Carlos Derpic

Verdad, no contubernio

lunes, 14 de diciembre de 2020 · 00:10

Por varias razones el MAS se interesa en mostrar que en noviembre de 2019 hubo golpe de estado en Bolivia. 

1. Busca cubrir el fracaso de su estrategia de “vacío de poder y caos” para el retorno de quienes ya estaban en fuga luego de su renuncia. Seguros de que nunca fallaban, no pensaron que, en situaciones extraordinarias, se aplican precedentes; desconocían lo sucedido en 2001 respecto a la sucesión constitucional.
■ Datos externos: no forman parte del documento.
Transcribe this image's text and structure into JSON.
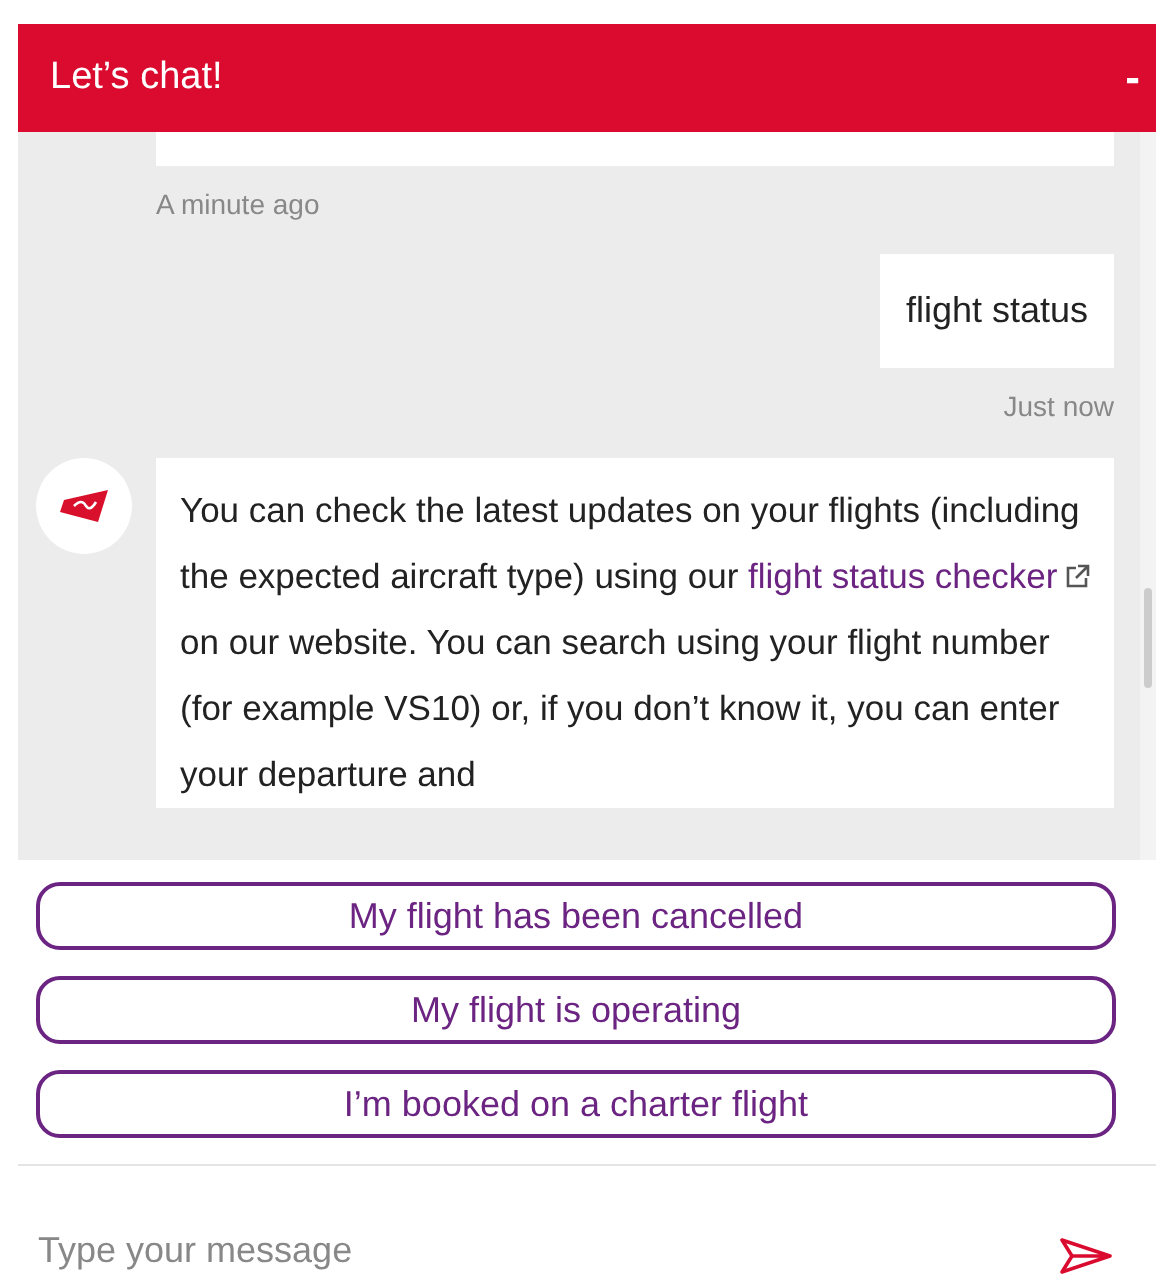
{
  "header": {
    "title": "Let’s chat!",
    "minimize": "-"
  },
  "messages": [
    {
      "kind": "bot_cut",
      "time": "A minute ago"
    },
    {
      "kind": "user",
      "text": "flight status",
      "time": "Just now"
    },
    {
      "kind": "bot",
      "before": "You can check the latest updates on your flights (including the expected aircraft type) using our ",
      "link": "flight status checker",
      "after": " on our website. You can search using your flight number (for example VS10) or, if you don’t know it, you can enter your departure and"
    }
  ],
  "quick_replies": [
    "My flight has been cancelled",
    "My flight is operating",
    "I’m booked on a charter flight"
  ],
  "input": {
    "placeholder": "Type your message"
  }
}
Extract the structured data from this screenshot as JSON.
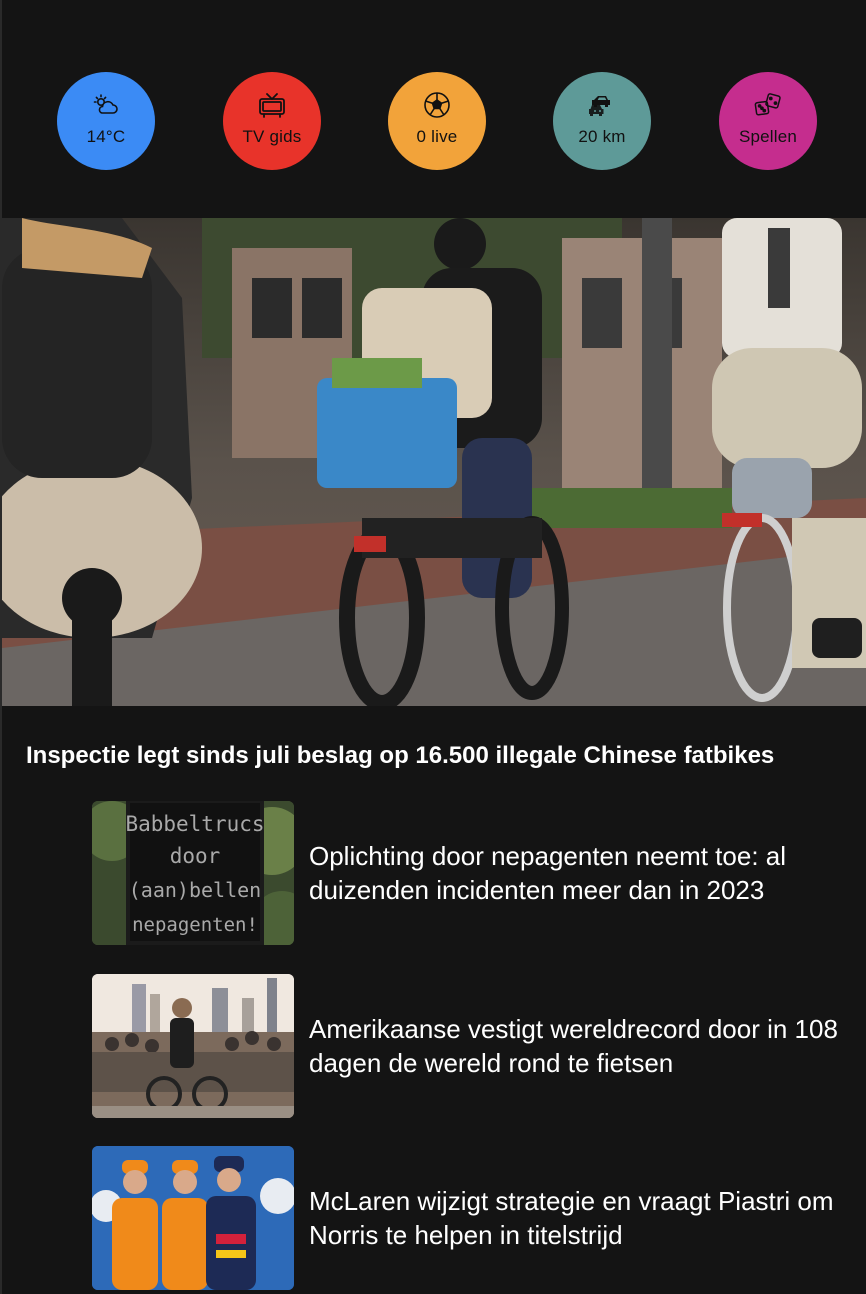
{
  "quick_access": [
    {
      "id": "weather",
      "label": "14°C",
      "icon": "weather-partly-cloudy-icon",
      "color": "#3b8bf5"
    },
    {
      "id": "tv",
      "label": "TV gids",
      "icon": "tv-icon",
      "color": "#e8332a"
    },
    {
      "id": "live",
      "label": "0 live",
      "icon": "soccer-ball-icon",
      "color": "#f2a33a"
    },
    {
      "id": "traffic",
      "label": "20 km",
      "icon": "traffic-cars-icon",
      "color": "#5e9a98"
    },
    {
      "id": "games",
      "label": "Spellen",
      "icon": "dice-icon",
      "color": "#c52d8e"
    }
  ],
  "hero": {
    "image": "cyclists-on-bike-path-photo",
    "headline": "Inspectie legt sinds juli beslag op 16.500 illegale Chinese fatbikes"
  },
  "articles": [
    {
      "title": "Oplichting door nepagenten neemt toe: al duizenden incidenten meer dan in 2023",
      "thumb": "led-sign-photo",
      "sign_text": [
        "Babbeltrucs",
        "door",
        "(aan)bellen",
        "nepagenten!"
      ]
    },
    {
      "title": "Amerikaanse vestigt wereldrecord door in 108 dagen de wereld rond te fietsen",
      "thumb": "cyclist-crowd-photo"
    },
    {
      "title": "McLaren wijzigt strategie en vraagt Piastri om Norris te helpen in titelstrijd",
      "thumb": "f1-drivers-photo"
    }
  ],
  "colors": {
    "background": "#141414",
    "text": "#ffffff"
  }
}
2. Intenta esconder la formidable movilización pacífica del pueblo boliviano en contra del enésimo abuso del MAS, agravado con el desconocimiento del referéndum de 2016, que le dijo NO a la reelección indefinida, y con las vergonzosas actuaciones del TCP y el TSE, incluida la aplicación anticipada de la Ley de Organizaciones Políticas para habilitar al binomio Morales-García, todo ello rematado con el fraude electoral de 2019.
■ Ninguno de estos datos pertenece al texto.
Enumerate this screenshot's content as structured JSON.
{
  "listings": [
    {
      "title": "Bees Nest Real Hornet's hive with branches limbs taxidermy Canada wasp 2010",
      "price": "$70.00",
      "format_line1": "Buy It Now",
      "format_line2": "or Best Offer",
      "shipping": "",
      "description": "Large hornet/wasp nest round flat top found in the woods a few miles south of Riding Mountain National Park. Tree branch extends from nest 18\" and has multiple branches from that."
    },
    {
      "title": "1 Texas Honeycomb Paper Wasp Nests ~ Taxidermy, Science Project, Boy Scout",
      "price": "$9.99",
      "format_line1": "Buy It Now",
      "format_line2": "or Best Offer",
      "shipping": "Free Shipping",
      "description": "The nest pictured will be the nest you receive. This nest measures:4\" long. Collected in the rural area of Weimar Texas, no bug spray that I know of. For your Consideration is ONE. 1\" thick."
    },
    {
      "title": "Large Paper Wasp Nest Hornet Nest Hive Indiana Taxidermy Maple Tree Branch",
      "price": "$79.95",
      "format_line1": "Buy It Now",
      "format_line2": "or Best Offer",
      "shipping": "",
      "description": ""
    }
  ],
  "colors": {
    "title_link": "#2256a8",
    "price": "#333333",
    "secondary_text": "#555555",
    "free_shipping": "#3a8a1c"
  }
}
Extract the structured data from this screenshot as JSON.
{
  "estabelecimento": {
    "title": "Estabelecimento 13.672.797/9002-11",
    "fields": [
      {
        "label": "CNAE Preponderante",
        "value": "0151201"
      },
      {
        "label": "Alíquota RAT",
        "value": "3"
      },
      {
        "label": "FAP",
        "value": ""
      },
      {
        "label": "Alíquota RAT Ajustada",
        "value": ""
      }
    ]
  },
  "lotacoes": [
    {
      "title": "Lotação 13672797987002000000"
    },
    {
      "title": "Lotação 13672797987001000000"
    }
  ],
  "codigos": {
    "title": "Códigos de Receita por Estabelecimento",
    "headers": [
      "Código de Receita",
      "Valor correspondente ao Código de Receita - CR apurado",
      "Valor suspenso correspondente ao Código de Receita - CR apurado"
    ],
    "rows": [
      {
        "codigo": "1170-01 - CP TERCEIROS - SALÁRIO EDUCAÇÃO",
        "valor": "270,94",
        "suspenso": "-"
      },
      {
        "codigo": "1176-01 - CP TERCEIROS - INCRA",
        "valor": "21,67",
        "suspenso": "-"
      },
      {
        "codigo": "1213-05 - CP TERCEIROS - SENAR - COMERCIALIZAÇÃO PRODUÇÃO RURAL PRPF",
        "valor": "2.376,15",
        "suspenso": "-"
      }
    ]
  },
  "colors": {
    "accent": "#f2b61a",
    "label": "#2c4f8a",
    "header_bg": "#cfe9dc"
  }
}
3. Busca ocultar la vergonzosa fuga de los dos ex primeros mandatarios, que tiraron al tacho de basura el “Patria o muerte, venceremos” y demostraron que solo fue un slogan destinado a humillar a unas Fuerzas Armadas cuyos Comandantes se prestaron a ello.

4. Es un medio para perseguir y procesar a opositores y para disciplinar a militares y policías que se negaron a continuar sometidos a los dictados de los ex gobernantes o que desobedecieron la instrucción de no intervenir, para que los bolivianos nos matemos entre nosotros.

5. Es una herramienta para ocultar la feroz represión que ejecutó la policía contra el pueblo en el lapso 21 de octubre – 8 de noviembre de 2019, a la vez escoltaba y protegía las movilizaciones masistas. Intenta también ocultar el despliegue que, desde distintas instituciones del Estado, se desarrolló para atacar al pueblo movilizado contra el escamoteo de la voluntad popular. Y la acción de grupos de choque masistas que hicieron de las suyas.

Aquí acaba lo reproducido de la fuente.